Não se pode exigir que os presidentes dos Estados Unidos conheçam a América do Sul. Franklin Roosevelt (1933-1945) chamou Getúlio Vargas de general e George W. Bush (2001-2009) perguntou a Fernando Henrique Cardoso se havia negros no Brasil. A ignorância pontual é uma condição do gênero humano. Afinal, ninguém é obrigado a saber tudo, mas o problema se agrava quando o sujeito recicla a própria ignorância e acredita ter conseguido sabedoria. Esse é o caso de Donald Trump e de sua turma.
O secretário de Defesa, Peter Hegseth, disse que “o governo Obama (…) permitiu que a China se infiltrasse em toda a América do Sul e Central com sua influência econômica e cultural” e acrescentou: “Estamos retomando o nosso quintal”. O doutor falava do Canal do Panamá, onde empresas chinesas se estabeleceram no vácuo deixado pelos interesses comerciais dos Estados Unidos.
A China investe em matérias-primas e na infraestrutura na Ásia, África e América Latina de acordo com seus interesses. Não há um só caso de iniciativa chinesa contra a vontade de um país. (O Canal do Panamá foi arrancado da Colômbia no início do século 20.)
A miopia de Trump e sua turma está em quererem fazer uma política a um só tempo isolacionista e expansionista, avançando sobre o Panamá, a Groenlândia, o Canadá e “retomando o nosso quintal”. Querem curar ressaca tomando mais um gole.
Deixando de lado considerações genéricas, pode-se ir ao mundo dos fatos. Enquanto os Estados Unidos estrangulam centros de estudo como o Wilson Center, de Washington, a Comunidade de Estados Latino-Americanos e Caribenhos (Celac), vai se reunir em maio. Onde? Pequim.
O Império do Meio é paciente, metódico e discreto. Em 1996, enquanto Donald Trump cuidava de imóveis a cassinos, a China mandou uma missão comercial a Fortaleza. Nela, mais magro e com cara de garoto, estava o vice-governador da Província de Fujian, Xi Jinping. Voltou em 2014, para uma reunião dos Brics. Xi já se reuniu com três presidentes brasileiros e voltará a encontrar Lula no encontro da Celac.
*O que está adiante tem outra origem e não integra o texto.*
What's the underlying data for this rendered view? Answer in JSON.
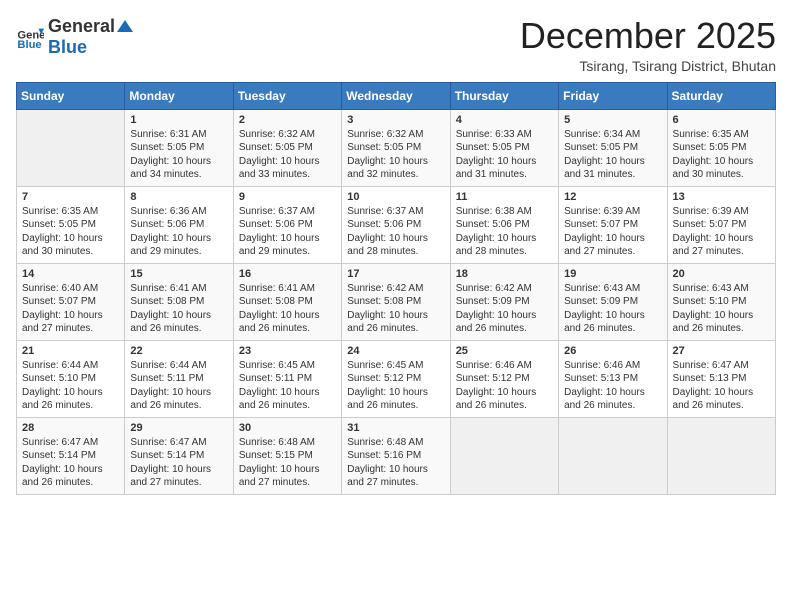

O governo americano teve, mas não tem mais, uma diplomacia atuante na América Latina. Roosevelt achou que Getúlio Vargas era um general, mas mandou Adolf Berle, um de seus principais assessores, para a embaixada no Rio. Hoje, os laços culturais dos Estados Unidos com seu “quintal” continuam fortes, mas o trumpismo hostiliza estudantes estrangeiros e avacalha suas universidades. Tudo bem. Foi-se o tempo em que Ralph Della Cava corria pelo Ceará estudando a vida do Padre Cícero e Alfred Stepan estava no Rio pesquisando a política dos militares. Veio o novo tempo, com a intimidação das universidades americanas e o objetivo de silenciar um pensamento radical. Vá lá, mas o problema está em outro lugar.
O agronegócio brasileiro deve parte de sua prosperidade às vendas que faz para a China (perto de US$ 50 bilhões em 2024). Quando Della Cava e Stepan eram jovens pesquisadores, um dos grandes frigoríficos que operavam no Brasil era o Armour, com o nome do magnata que ajudou a revolucionar a indústria de alimentos dos Estados Unidos no século 19, para onde Trump quer levar seu país e, junto, o “quintal”.